87.En los documentos que han preparado y acompañado el Sínodo, se ha hablado de muchos métodos para acercarse a las Sagradas Escrituras con fruto y en la fe. Sin embargo, se ha prestado una mayor atención a la lectio divina, que es verdaderamente «capaz de abrir al fiel no sólo el tesoro de la Palabra de Dios sino también de crear el encuentro con Cristo, Palabra divina y viviente» (Mensaje final, III, 9). Quisiera recordar aquí brevemente cuáles son los pasos fundamentales:

Se comienza con la lectura (lectio) del texto, que suscita la cuestión sobre el conocimiento de su contenido auténtico:

¿Qué dice el texto bíblico en sí mismo?

Sin este momento, se corre el riesgo de que el texto se convierta sólo en un pretexto para no salir nunca de nuestros pensamientos.

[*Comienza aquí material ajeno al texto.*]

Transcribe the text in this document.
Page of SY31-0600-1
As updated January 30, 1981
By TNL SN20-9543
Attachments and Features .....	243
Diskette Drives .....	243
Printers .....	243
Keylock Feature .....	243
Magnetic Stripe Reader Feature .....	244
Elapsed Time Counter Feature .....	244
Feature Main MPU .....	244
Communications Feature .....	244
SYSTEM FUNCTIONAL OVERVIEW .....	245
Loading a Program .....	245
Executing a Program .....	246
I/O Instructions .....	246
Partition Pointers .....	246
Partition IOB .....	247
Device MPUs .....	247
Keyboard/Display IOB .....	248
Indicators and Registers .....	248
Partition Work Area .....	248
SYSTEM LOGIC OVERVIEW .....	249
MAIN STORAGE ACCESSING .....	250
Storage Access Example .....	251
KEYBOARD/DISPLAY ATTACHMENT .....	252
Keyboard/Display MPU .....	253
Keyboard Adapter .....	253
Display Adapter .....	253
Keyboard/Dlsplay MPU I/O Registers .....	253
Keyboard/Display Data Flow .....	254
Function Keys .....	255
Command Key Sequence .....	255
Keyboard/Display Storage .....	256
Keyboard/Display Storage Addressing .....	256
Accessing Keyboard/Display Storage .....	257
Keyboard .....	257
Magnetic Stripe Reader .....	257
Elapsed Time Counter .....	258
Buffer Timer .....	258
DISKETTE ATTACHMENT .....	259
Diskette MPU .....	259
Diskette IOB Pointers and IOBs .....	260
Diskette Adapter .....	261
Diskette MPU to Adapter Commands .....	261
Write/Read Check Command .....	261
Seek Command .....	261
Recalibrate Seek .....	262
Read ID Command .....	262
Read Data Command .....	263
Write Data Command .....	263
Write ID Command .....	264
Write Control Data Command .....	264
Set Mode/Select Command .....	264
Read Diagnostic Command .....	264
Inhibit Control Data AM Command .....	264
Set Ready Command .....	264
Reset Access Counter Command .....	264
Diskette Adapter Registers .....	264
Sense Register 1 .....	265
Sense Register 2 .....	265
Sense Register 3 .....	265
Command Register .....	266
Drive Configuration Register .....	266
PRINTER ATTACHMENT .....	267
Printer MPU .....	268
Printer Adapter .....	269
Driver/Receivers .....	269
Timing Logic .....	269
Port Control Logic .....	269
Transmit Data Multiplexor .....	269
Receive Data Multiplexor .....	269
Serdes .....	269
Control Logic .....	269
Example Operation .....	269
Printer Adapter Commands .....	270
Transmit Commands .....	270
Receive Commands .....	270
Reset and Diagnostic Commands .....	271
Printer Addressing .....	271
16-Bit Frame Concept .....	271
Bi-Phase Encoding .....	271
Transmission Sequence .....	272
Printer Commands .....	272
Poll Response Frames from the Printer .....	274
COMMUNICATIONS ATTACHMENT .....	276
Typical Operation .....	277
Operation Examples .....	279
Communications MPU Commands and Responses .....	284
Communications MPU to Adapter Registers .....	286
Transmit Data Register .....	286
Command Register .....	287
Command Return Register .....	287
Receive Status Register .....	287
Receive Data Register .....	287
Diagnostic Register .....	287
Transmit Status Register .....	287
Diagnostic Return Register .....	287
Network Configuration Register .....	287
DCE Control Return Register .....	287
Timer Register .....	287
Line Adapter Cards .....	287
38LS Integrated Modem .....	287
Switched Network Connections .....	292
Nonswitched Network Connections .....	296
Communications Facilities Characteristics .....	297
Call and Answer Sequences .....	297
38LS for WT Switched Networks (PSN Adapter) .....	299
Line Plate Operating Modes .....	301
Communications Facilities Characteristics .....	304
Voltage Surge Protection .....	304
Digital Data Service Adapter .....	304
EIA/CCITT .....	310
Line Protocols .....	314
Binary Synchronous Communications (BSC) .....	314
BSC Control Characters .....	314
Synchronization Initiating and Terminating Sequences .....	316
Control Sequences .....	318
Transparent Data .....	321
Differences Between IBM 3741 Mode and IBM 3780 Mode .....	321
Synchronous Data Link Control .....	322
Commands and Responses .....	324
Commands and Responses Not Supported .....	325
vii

Sigue después la meditación (meditatio) en la que la cuestión es:

¿Qué nos dice el texto bíblico a nosotros?

Aquí, cada uno personalmente, pero también comunitariamente, debe dejarse interpelar y examinar, pues no se trata ya de considerar palabras pronunciadas en el pasado, sino en el presente.

Se llega sucesivamente al momento de la oración (oratio), que supone la pregunta:

¿Qué decimos nosotros al Señor como respuesta a su Palabra? 

La oración como petición, intercesión, agradecimiento y alabanza, es el primer modo con el que la Palabra nos cambia.

Por último, la lectio divina concluye con la contemplación (contemplatio), durante la cual aceptamos como don de Dios su propia mirada al juzgar la realidad, y nos preguntamos:

¿Qué conversión de la mente, del corazón y de la vida nos pide el Señor? 

San Pablo, en la Carta a los Romanos, dice: «No os ajustéis a este mundo, sino transformaos por la renovación de la mente, para que sepáis discernir lo que es la voluntad de Dios, lo bueno, lo que agrada, lo perfecto» (12,2). En efecto, la contemplación tiende a crear en nosotros una visión sapiencial, según Dios, de la realidad y a formar en nosotros «la mente de Cristo» (1 Co 2,16). La Palabra de Dios se presenta aquí como criterio de discernimiento, «es viva y eficaz, más tajante que la espada de doble filo, penetrante hasta el punto donde se dividen alma y espíritu, coyunturas y tuétanos. Juzga los deseos e intenciones del corazón» (Hb 4,12).

Conviene recordar, además, que la lectio divina no termina su proceso hasta que no se llega a la acción (actio), que mueve la vida del creyente a convertirse en don para los demás por la caridad.